Все это происходило в холле отеля «Оверлук», причем в специальном его секторе, отгороженном от посторонних взглядов конструкцией из цветного стекла и керамики, поверх которой расползались змейками какие-то экзотические растения. Настя некоторое время разглядывала эту символическую границу, которую все по тому же Протоколу следовало провести между нею и остальными гостями отеля, а потом повернулась к другому гостю отеля, который также был помещен в этот особый сектор, но, похоже, не испытывал по этому поводу никаких душевных терзаний.
– Это надолго? – шепотом спросила Настя.
– Не знаю, – сказал Иннокентий, рассматривая свои забинтованные кисти. – В Протоколе я не силен.

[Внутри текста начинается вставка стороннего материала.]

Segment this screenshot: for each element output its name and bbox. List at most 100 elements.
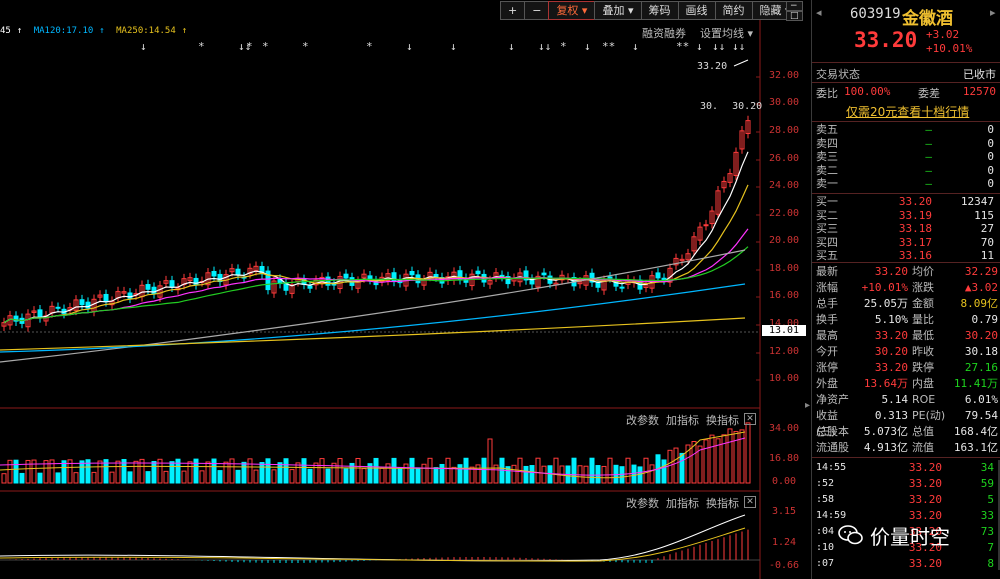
candle-body (127, 292, 133, 299)
stat-label: PE(动) (912, 409, 946, 422)
volume-bar (127, 471, 133, 484)
volume-bar (37, 472, 43, 484)
funding-link[interactable]: 融资融券 (642, 25, 686, 41)
bid-book: 买一 33.20 12347 买二 33.19 115 买三 33.18 27 买四 33.17 70… (816, 195, 996, 263)
volume-bar (475, 464, 481, 484)
volume-bar (301, 458, 307, 484)
draw-line-button[interactable]: 画线 (677, 1, 716, 20)
ma-settings-link[interactable]: 设置均线 ▾ (700, 25, 753, 41)
volume-bar (31, 459, 37, 484)
stat-row: 流通股 4.913亿 流值 163.1亿 (816, 440, 998, 456)
volume-bar (247, 458, 253, 484)
candle-body (661, 277, 667, 281)
candle-body (607, 276, 613, 279)
stat-label: 涨停 (816, 361, 838, 374)
stat-row: 净资产 5.14 ROE 6.01% (816, 392, 998, 408)
next-stock-icon[interactable]: ▸ (990, 6, 996, 19)
book-volume: 11 (980, 249, 994, 263)
volume-bar (379, 467, 385, 484)
stat-value: 11.41万 (953, 377, 998, 390)
stat-value: 5.14 (881, 393, 909, 406)
candle-body (409, 271, 415, 276)
price-tick: 26.00 (768, 153, 800, 164)
window-controls: − □ (786, 1, 803, 21)
high-pointer-line (733, 59, 749, 67)
macd-tick: 3.15 (771, 506, 797, 517)
volume-bar (421, 463, 427, 484)
macd-dea-line (0, 527, 746, 562)
book-price: — (925, 177, 932, 191)
tick-volume: 8 (987, 557, 994, 570)
vol-edit-params-button[interactable]: 改参数 (626, 412, 659, 428)
quote-stats: 最新 33.20 均价 32.29 涨幅 +10.01% 涨跌 ▲3.02 总手 25.05万 金额… (816, 264, 998, 456)
tick-time: :58 (816, 494, 835, 505)
ma-legend-item: 45 (0, 26, 11, 36)
ask-row: 卖二 — 0 (816, 164, 996, 178)
volume-bar (745, 422, 751, 484)
level10-promo-link[interactable]: 仅需20元查看十档行情 (846, 103, 969, 120)
book-label: 卖二 (816, 163, 838, 177)
volume-bar (79, 460, 85, 484)
volume-bar (295, 462, 301, 484)
book-label: 卖五 (816, 123, 838, 136)
chips-button[interactable]: 筹码 (640, 1, 679, 20)
event-marker-icon: ↓↓ (538, 40, 551, 53)
zoom-in-button[interactable]: + (500, 1, 526, 20)
event-marker-icon: * (262, 40, 269, 53)
volume-bar (541, 465, 547, 484)
stat-label: 最低 (912, 329, 934, 342)
tick-time: :52 (816, 478, 835, 489)
overlay-button[interactable]: 叠加 ▾ (594, 1, 642, 20)
kline-chart[interactable]: ↓ * ↓↓* * * * ↓ ↓ ↓ ↓↓ * ↓ ** ↓ ** ↓ ↓↓ ↓↓ (0, 0, 808, 579)
price-tick: 30.00 (768, 97, 800, 108)
volume-bar (343, 468, 349, 484)
watermark: 价量时空 (838, 515, 988, 555)
event-marker-icon: * (246, 40, 253, 53)
book-volume: 70 (980, 235, 994, 249)
vol-close-icon[interactable]: ✕ (744, 413, 756, 425)
vol-add-indicator-button[interactable]: 加指标 (666, 412, 699, 428)
volume-bar (205, 461, 211, 484)
volume-bar (289, 469, 295, 484)
event-marker-icon: * (560, 40, 567, 53)
minimize-icon[interactable]: − (786, 1, 803, 11)
macd-switch-indicator-button[interactable]: 换指标 (706, 495, 739, 511)
macd-add-indicator-button[interactable]: 加指标 (666, 495, 699, 511)
stat-value: 33.20 (874, 329, 908, 342)
adjust-price-button[interactable]: 复权 ▾ (548, 1, 596, 20)
candle-body (55, 306, 61, 309)
restore-icon[interactable]: □ (786, 11, 803, 21)
tick-time: :07 (816, 558, 835, 569)
stat-label: 外盘 (816, 377, 838, 390)
price-tick: 18.00 (768, 263, 800, 274)
simple-button[interactable]: 简约 (714, 1, 753, 20)
stat-label: 流值 (912, 441, 934, 454)
macd-edit-params-button[interactable]: 改参数 (626, 495, 659, 511)
stat-row: 涨停 33.20 跌停 27.16 (816, 360, 998, 376)
book-price: 33.16 (898, 249, 932, 263)
stat-label: ROE (912, 393, 936, 406)
book-price: — (925, 150, 932, 164)
volume-tick: 0.00 (771, 476, 797, 487)
stat-row: 最新 33.20 均价 32.29 (816, 264, 998, 280)
volume-bar (427, 457, 433, 484)
vol-switch-indicator-button[interactable]: 换指标 (706, 412, 739, 428)
prev-stock-icon[interactable]: ◂ (816, 6, 822, 19)
macd-close-icon[interactable]: ✕ (744, 496, 756, 508)
event-marker-icon: ** (676, 40, 689, 53)
zoom-out-button[interactable]: − (524, 1, 550, 20)
stat-value: 79.54 (964, 409, 998, 422)
stat-value: 8.09亿 (960, 297, 999, 310)
chart-area[interactable]: ↓ * ↓↓ * * * * ↓ ↓ ↓ ↓↓ * ↓ ** ↓ ** ↓ ↓↓ ↓↓ + − 复权 ▾ 叠加 ▾ … (0, 0, 810, 579)
collapse-panel-icon[interactable]: ▸ (805, 400, 810, 411)
stat-value: 0.79 (971, 313, 999, 326)
ma-legend: 45 ↑ MA120:17.10 ↑ MA250:14.54 ↑ (0, 26, 193, 36)
tick-price: 33.20 (908, 477, 942, 490)
volume-bar (433, 467, 439, 484)
book-volume: 0 (987, 123, 994, 136)
stat-row: 今开 30.20 昨收 30.18 (816, 344, 998, 360)
weibi-label: 委比 (816, 87, 838, 100)
event-marker-icon: ↓↓ (712, 40, 725, 53)
moving-average-line (3, 228, 749, 324)
volume-bar (679, 452, 685, 484)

Одно могу сказать – плохо, что Смайли уехал. Без него мы тут пропадем. Я имею в виду, что без него каждый мелкий чиновник будет вытирать о нас ноги и по три часа зачитывать свои любимые параграфы из Протокола.
– Но ведь Армандо остался…
– Армандо вроде бы неплохой парень, но он всего лишь человек Смайли, один из многих. Он вынужден следовать Протоколу, а это значит, что мы умрем в этих креслах от голода и скуки. Это я шучу, – пояснил Иннокентий. – В том смысле, что тебя-то можно уморить голодом, а у меня просто сильно испортится настроение…
– Я оценила твою шутку. Кстати, а как насчет рук?